The International Prize in Statistics recognizes a major achievement of an individual or team in the field of statistics and promotes understanding of the growing importance and diverse ways statistics, data analysis, probability, and the understanding of uncertainty advance society, science, technology, and human welfare. With a monetary award of $75,000, it is given every other year by the International Prize in Statistics Foundation, which is composed of representatives from the American Statistical Association, International Biometric Society, Institute of Mathematical Statistics, International Statistical Institute, and Royal Statistical Society. Recipients are chosen by a selection committee composed of world-renowned academicians and researchers, and officially presented with the award at the World Statistics Congress.

Cox’s mark on research is so great that his 1972 paper is one of the three most-cited papers in statistics and ranked 16th in Nature magazine’s list of the top 100 most-cited papers of all time for all fields.

In 2010, Cox received the Copley Medal, the Royal Society’s highest award, which has also been bestowed upon such other world-renowned scientists as Peter Higgs, Stephen Hawking, Albert Einstein, Francis Crick, and Ronald Fisher. Knighted in 1985, Cox is a fellow of the Royal Society, an honorary fellow of the British Academy, and a foreign associate of the U.S. National Academy of Sciences.
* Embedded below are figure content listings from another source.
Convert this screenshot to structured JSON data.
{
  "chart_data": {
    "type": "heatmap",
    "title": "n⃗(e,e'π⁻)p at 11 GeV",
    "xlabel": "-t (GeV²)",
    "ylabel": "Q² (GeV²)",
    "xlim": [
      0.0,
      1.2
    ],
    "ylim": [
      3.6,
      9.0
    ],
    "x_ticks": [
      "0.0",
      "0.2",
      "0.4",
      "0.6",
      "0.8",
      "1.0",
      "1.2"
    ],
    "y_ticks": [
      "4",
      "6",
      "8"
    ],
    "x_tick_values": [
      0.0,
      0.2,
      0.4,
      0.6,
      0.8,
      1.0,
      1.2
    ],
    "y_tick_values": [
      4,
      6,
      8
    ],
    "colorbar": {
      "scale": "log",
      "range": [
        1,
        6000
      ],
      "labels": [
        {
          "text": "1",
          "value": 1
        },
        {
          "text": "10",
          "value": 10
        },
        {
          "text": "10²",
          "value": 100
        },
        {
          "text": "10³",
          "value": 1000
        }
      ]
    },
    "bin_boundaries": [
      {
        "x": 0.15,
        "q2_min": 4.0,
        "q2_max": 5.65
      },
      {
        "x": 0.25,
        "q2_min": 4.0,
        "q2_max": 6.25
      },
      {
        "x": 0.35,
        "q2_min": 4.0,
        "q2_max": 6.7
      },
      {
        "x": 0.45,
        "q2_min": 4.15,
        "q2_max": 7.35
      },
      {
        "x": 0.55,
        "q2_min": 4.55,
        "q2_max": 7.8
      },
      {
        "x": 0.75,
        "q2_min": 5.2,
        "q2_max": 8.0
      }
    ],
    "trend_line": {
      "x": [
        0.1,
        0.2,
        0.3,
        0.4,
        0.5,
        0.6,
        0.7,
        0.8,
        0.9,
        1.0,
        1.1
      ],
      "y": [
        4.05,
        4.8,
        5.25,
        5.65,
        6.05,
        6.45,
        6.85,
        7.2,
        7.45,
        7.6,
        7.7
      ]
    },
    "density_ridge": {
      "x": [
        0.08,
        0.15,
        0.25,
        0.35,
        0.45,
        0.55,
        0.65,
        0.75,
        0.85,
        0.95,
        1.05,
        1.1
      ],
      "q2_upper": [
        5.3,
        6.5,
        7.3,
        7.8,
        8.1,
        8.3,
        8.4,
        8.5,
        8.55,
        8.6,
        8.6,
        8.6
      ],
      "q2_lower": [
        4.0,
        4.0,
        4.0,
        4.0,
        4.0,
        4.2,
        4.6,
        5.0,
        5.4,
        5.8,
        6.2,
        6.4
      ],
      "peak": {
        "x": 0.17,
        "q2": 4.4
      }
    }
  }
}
He has served as president of the Bernoulli Society, Royal Statistical Society, and International Statistical Institute.

Cox’s 50-year career included technical and research positions in the private and nonprofit sectors, as well as numerous academic appointments as professor or department chair at Birkbeck College, Imperial College of London, Nuffield College, and Oxford University. He earned his PhD from the University of Leeds in 1949, after first studying mathematics at St. Johns College. Although he retired in 1994, Cox remains active in the profession in Oxford, England.

Cox considers himself to be a scientist who happens to specialize in the use of statistics, which is defined as the science of learning from data. A foundation of scientific inquiry, statistics is a critical component in the development of public policy and has played fundamental roles in vast areas of human development and scientific exploration.